As Jesus went along the Sea of Galilee, he saw Simon and Andrew, Simon’s brother. They were passionate about the things of God, carried their copy of the Torah everywhere, and they were fully committed to the weekly synagogue meetings for nearly a decade now. Jesus saw them as worthy of His investment so He said to them “Follow me, and I will turn you into fishers of people!” – Mark 1:16-17
As Jesus went on from there, he saw a man named Matthew with his copy of the Torah in tow. Matthew had new ideas and new vision, born out of his desire to grow the people of God. Jesus knew these ideas were against His preferences, and desiring to cling tightly to His leadership and authority in His Father’s kingdom, neglected to call Matthew to follow Him. – Matthew 9:9
If you know the Bible, you know that what you just read is not the actual verses.
That being said, I think our modern church reads them that way.
Discipleship, the raising up of new followers of Jesus, new leaders in the church, doesn’t happen often.
Here’s why it doesn’t happen often, at least in my sphere of ministry.
I wait for them to be ‘worthy’ of my discipleship, of my investment.
God have mercy on me for the number of times I have thought to myself, ‘yeah, they’re not ready (according to my standard). They’re not committed enough (to my preferences). They’re not faithful enough (to my preferences).
I have gone so far at times to not invest in younger men because I simply don’t want to pass the baton of my ministry to them. I want to stay in charge. It’s my ministry.
God have mercy on me when I do that.
Thankfully, in my life, I have seen discipleship modeled. Over and over.
At Olive Garden in 2010, Zack Randles (my youth pastor at the time) was having lunch with my family. He asked if he could disciple me. Weekly. One on one. There was nothing in me that was ‘worthy’ of that. He came to me. He called me. He didn’t wait for me to come and ask him.
He changed my life as a result.
At OBU in 2013, I was stirring the pot on campus. OBU was a small school, and I was a very loud and boisterous personality (surprise). I was vocal, very vocal, about the things that needed to change in the ministries on campus. Odus Compton, the Campus minister, came to me and sat down with me one on one. He lovingly confronted me in my methods, but supported me in my leadership. And over the course of the next four years he invested in me, passed the baton to me, and equipped me to lead. I made mistake after mistake after mistake. And he was right there by my side, guiding me, encouraging me, calling me out.
With their leadership in mind, I was able to pass the baton to three younger men on campus.
Because you know what?
The men’s ministry I was the leader of continued without me.
Church, to be blunt, every one of us is going to ‘graduate’ this life.
Who will carry on the ministry of the church when we’re gone?
When I was in Phoenix in 2016, I attended a Christian Challenge event on the campus of GCC. There was a man there named Joshua Tompkins. He immediately reached out to me and became my mentor for the rest of the time I was in Phoenix. He allowed me to help him lead the CC club at GCC. I messed up and made mistakes. Again. Again. Again. Yet he continued to walk with me.

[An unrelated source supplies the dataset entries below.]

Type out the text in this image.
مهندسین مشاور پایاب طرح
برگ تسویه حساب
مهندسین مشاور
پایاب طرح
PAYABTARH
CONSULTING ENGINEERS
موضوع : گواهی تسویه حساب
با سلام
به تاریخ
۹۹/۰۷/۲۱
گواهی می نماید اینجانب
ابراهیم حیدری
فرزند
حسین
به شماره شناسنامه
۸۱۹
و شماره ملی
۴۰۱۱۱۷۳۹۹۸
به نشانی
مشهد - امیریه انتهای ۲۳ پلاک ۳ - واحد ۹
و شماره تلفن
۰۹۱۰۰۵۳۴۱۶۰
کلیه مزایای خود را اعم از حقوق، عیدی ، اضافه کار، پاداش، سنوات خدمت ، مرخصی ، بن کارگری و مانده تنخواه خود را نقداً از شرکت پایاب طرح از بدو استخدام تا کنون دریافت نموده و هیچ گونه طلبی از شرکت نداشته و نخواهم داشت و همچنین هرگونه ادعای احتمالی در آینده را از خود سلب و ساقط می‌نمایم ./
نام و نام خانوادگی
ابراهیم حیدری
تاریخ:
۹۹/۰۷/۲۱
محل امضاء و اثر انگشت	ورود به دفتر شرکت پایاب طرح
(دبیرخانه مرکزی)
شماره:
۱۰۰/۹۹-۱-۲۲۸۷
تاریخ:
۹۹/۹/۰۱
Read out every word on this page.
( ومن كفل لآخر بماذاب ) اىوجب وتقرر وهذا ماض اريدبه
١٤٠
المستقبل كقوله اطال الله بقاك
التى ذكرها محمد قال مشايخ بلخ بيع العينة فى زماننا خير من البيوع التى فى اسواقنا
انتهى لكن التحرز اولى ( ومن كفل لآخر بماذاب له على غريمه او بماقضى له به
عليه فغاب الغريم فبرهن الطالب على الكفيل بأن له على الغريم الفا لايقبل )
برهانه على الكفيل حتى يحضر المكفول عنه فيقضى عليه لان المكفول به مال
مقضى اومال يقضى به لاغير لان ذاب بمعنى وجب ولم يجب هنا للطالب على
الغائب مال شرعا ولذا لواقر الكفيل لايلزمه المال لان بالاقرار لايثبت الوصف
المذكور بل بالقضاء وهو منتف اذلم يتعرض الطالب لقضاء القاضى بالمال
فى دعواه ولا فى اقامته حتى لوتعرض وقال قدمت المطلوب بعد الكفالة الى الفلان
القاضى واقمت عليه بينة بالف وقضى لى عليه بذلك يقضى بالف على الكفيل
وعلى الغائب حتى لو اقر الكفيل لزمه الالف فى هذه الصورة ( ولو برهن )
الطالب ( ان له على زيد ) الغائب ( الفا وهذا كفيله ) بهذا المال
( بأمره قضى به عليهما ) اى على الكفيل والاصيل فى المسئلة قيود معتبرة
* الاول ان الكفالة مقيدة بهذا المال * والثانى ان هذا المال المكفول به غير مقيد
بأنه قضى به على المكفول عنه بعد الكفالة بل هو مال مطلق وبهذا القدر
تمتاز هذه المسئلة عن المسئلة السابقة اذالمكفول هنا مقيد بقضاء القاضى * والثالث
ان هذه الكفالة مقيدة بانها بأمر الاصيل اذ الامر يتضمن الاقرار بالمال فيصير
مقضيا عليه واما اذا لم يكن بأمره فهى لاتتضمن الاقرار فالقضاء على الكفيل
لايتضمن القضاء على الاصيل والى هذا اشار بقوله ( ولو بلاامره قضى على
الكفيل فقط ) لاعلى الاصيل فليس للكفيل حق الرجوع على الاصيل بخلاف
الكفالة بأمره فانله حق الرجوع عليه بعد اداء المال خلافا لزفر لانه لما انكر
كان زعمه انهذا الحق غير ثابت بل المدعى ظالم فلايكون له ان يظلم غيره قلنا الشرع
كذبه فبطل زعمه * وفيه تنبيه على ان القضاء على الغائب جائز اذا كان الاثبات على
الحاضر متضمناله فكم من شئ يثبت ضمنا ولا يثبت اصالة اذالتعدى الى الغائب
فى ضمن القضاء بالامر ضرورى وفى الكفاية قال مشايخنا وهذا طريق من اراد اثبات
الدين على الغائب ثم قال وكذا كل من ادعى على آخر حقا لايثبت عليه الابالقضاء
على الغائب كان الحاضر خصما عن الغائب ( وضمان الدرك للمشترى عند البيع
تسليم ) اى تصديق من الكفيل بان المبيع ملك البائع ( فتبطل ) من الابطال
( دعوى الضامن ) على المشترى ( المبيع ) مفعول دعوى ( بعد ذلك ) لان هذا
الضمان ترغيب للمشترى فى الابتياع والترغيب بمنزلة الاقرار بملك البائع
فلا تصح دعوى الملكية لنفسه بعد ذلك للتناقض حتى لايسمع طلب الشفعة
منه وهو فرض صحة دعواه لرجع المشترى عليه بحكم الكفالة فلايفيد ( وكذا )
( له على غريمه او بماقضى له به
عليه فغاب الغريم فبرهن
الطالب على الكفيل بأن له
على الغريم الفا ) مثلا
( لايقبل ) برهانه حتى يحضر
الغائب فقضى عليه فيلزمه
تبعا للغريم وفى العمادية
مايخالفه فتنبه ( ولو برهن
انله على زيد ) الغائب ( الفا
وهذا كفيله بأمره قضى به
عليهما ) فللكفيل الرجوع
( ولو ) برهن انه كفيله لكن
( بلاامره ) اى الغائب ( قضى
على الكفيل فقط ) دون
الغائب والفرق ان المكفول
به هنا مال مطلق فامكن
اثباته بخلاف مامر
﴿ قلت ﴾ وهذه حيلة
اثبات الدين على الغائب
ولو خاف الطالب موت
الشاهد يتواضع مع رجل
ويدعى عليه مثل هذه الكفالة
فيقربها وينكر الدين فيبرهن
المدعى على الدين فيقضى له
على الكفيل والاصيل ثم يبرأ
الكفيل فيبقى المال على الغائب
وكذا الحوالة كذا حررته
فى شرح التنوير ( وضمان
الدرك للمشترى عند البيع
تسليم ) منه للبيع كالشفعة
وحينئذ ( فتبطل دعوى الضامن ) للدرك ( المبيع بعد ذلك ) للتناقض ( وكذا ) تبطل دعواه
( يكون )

Discipleship is scary. It’s hard. It’s uncomfortable. It’s awkward at first. But it’s oh so beautiful.
Who are you raising up?
Who are you teaching?
Who are you inviting in?
If you are a leader in an area of the church you attend, who are you giving ownership of that area to? Are you clinging to it? Or are you sharing it?
Who are you passing the baton to?
I will likely never take a youth pastor job again. I feel the Lord guiding me towards other things. Senior pastor. Teaching pastor. Discipleship pastor. Church planter. But probably not student ministry.
That being said, one day I am going to leave this church I serve. When that happens, one of two things could take place.
The youth group could utterly fall apart, back to square one, only to be built back up by the next youth pastor that comes in. That will happen if I don’t disciple and raise up leaders.
That leads into the second possibility. I could leave, having already given ownership of the youth group to other leaders, adults and students alike. That way, the youth group continues to thrive.
My desperate prayer and plea is that when I leave, the second possibility happens. But that will not happen if I wait to pass the baton until it’s my time to leave. That will not happen if I don’t disciple students one on one in the Word of God. That will not happen if I don’t allow students and volunteers to make mistakes, just as I make many myself.
If you’re reading this and there is not a younger man or woman in your life that you are meeting with weekly for the dual purpose of going through God’s Word and passing the ownership of leadership in the local church that you attend, I plead with you to prioritize this in your life.
Without discipleship, our churches will close their doors.
Without passing the baton, the next generation will not be reached with the good news of our Risen Savior.